Modelling the Genetics of Epidermolysis Bullosa in mice (Roopenian 2)Completed
|Project lead||Dr Derry Roopenian|
|Organisation||The Jackson Laboratory, Main, USA|
|Project budget||USD 302,433.00|
|Start date / Duration||01. Jan 2013 / 47 months|
|Funder(s) / Co-Funder(s)||DEBRA UK, MSAP/EBEP Recommended|
|Research area||EB genetics, epigenetics & biology|
Short lay summary
Epidermolysis bullosa (EB) is characterised by structural weaknesses in the skin and the membranes of the mouth and gastro-intestinal tract (gut). It encompasses a number of different types that have been related to mutations (or mistakes) in different genes, of which 18 have been identified so far. It is increasingly apparent that the genetic causes of all forms of EB are more complex than originally thought.
EB is not easily attributed to single genetic defects but there was essentially no knowledge as to how other genes contribute to these disorders i.e. affecting severity of symptoms. The rarity of all forms of EB makes it difficult to establish which genes are involved, how these genes will affect prognosis or outcome, and to inform studies that will help to develop effective treatments.

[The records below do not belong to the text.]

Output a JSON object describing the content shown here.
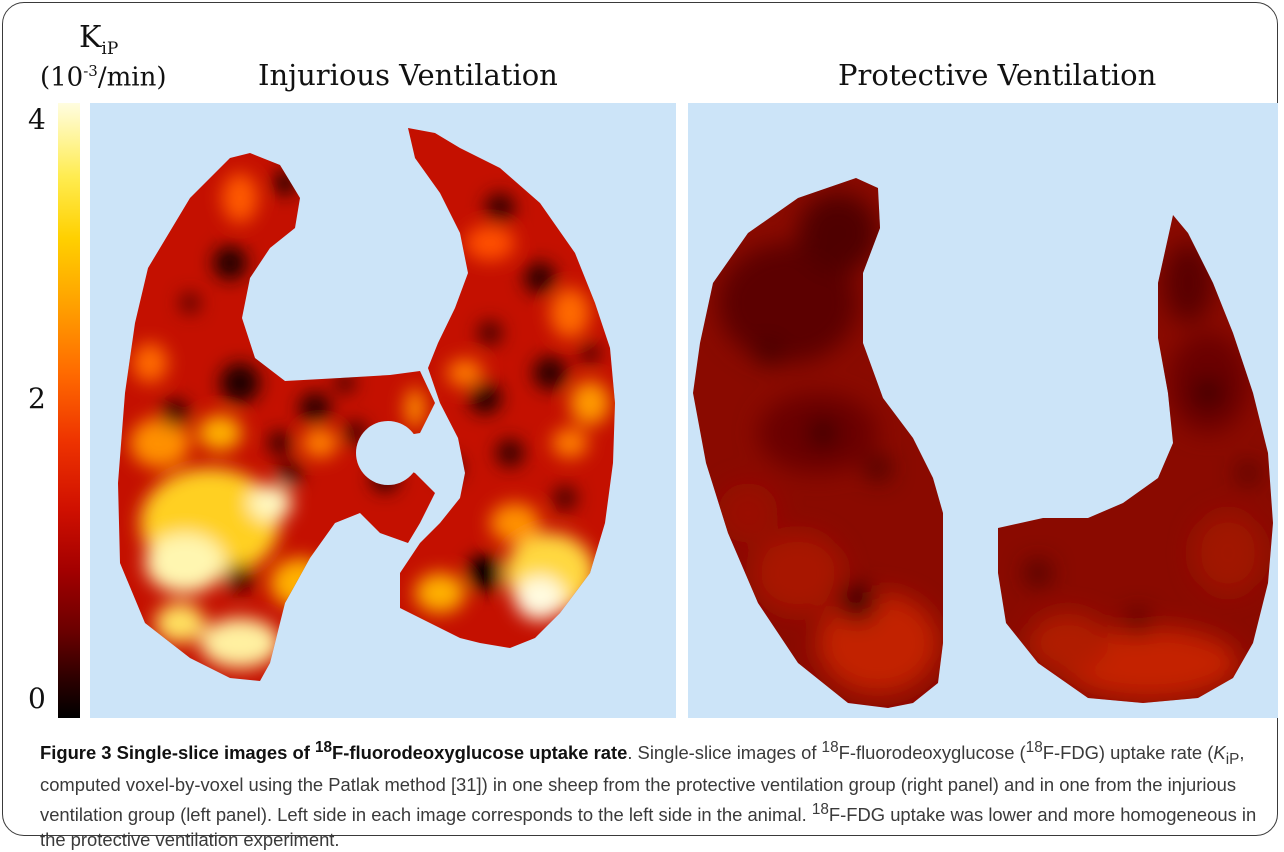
{
  "colorbar": {
    "symbol": "K",
    "symbol_sub": "iP",
    "unit_open": "(10",
    "unit_exp": "-3",
    "unit_close": "/min)",
    "tick_max": "4",
    "tick_mid": "2",
    "tick_min": "0",
    "colormap": "hot"
  },
  "panels": {
    "left_title": "Injurious Ventilation",
    "right_title": "Protective Ventilation",
    "background_color": "#cce4f8"
  },
  "caption": {
    "figure_label": "Figure 3",
    "title_pre": " Single-slice images of ",
    "title_sup": "18",
    "title_post": "F-fluorodeoxyglucose uptake rate",
    "p1": ". Single-slice images of ",
    "s1": "18",
    "p2": "F-fluorodeoxyglucose (",
    "s2": "18",
    "p3": "F-FDG) uptake rate (",
    "kip_k": "K",
    "kip_sub": "iP",
    "p4": ", computed voxel-by-voxel using the Patlak method [31]) in one sheep from the protective ventilation group (right panel) and in one from the injurious ventilation group (left panel). Left side in each image corresponds to the left side in the animal. ",
    "s3": "18",
    "p5": "F-FDG uptake was lower and more homogeneous in the protective ventilation experiment."
  }
}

Our primary goal has been to develop methods and tools to develop avatars or models of human EB. Mice share their skin biology with humans and their genetic “make up” can be altered so that they have defects in the same genes as those causing EB in humans. In this way, we are able to model each form of EB.
Our research has been able to address issues directly pertinent to Junctional form of EB (JEB) but with lessons learnt that inform on EB more generally. We have created multiple models of this disease and we have taken advantage of the most advanced methods of analysis and genetic engineering to understand the genetic basis of JEB.
This work has lead to unexpected insights into the genetic causes of EB that could not have been revealed by clinical studies in humans. Diagnosis of EB is typically made based on the manifestations of disease in combination with the molecular identification of a defect in an EB gene. Our work shows that this is only part of the story. Our studies show that JEB is heavily influenced by genetic variation in genes that by themselves do not cause abnormalities, but can strongly influence (or modify) the severity of disease Thus, JEB, and likely many other forms of EB, are genetically complex diseases.
Our studies support the existence of at least 7 genes distinct from the primary “mistake” that significantly impact the severity of JEB. The two that exert the most powerful effects produce proteins that are critical for maintaining the integrity of the skin. Our results have identified sites in these genes that are most likely to encode these so called modifier effects. Thus genetic screening to include those sites may improve genetic prognosis. Four of the 7 modifiers are in locations that have not been associated with EB and are not structural components of the skin.
We believe that the identification of these genes has the potential to reveal new therapeutic targets for treatment of EB.
“The rarity of all forms of EB in humans makes it difficult to unravel its genetic causes, predict long-term outcomes, and devise treatments. By creating mouse models it is possible to identify the genetic risk factors that connect to clinical consequences in a coherent manner.”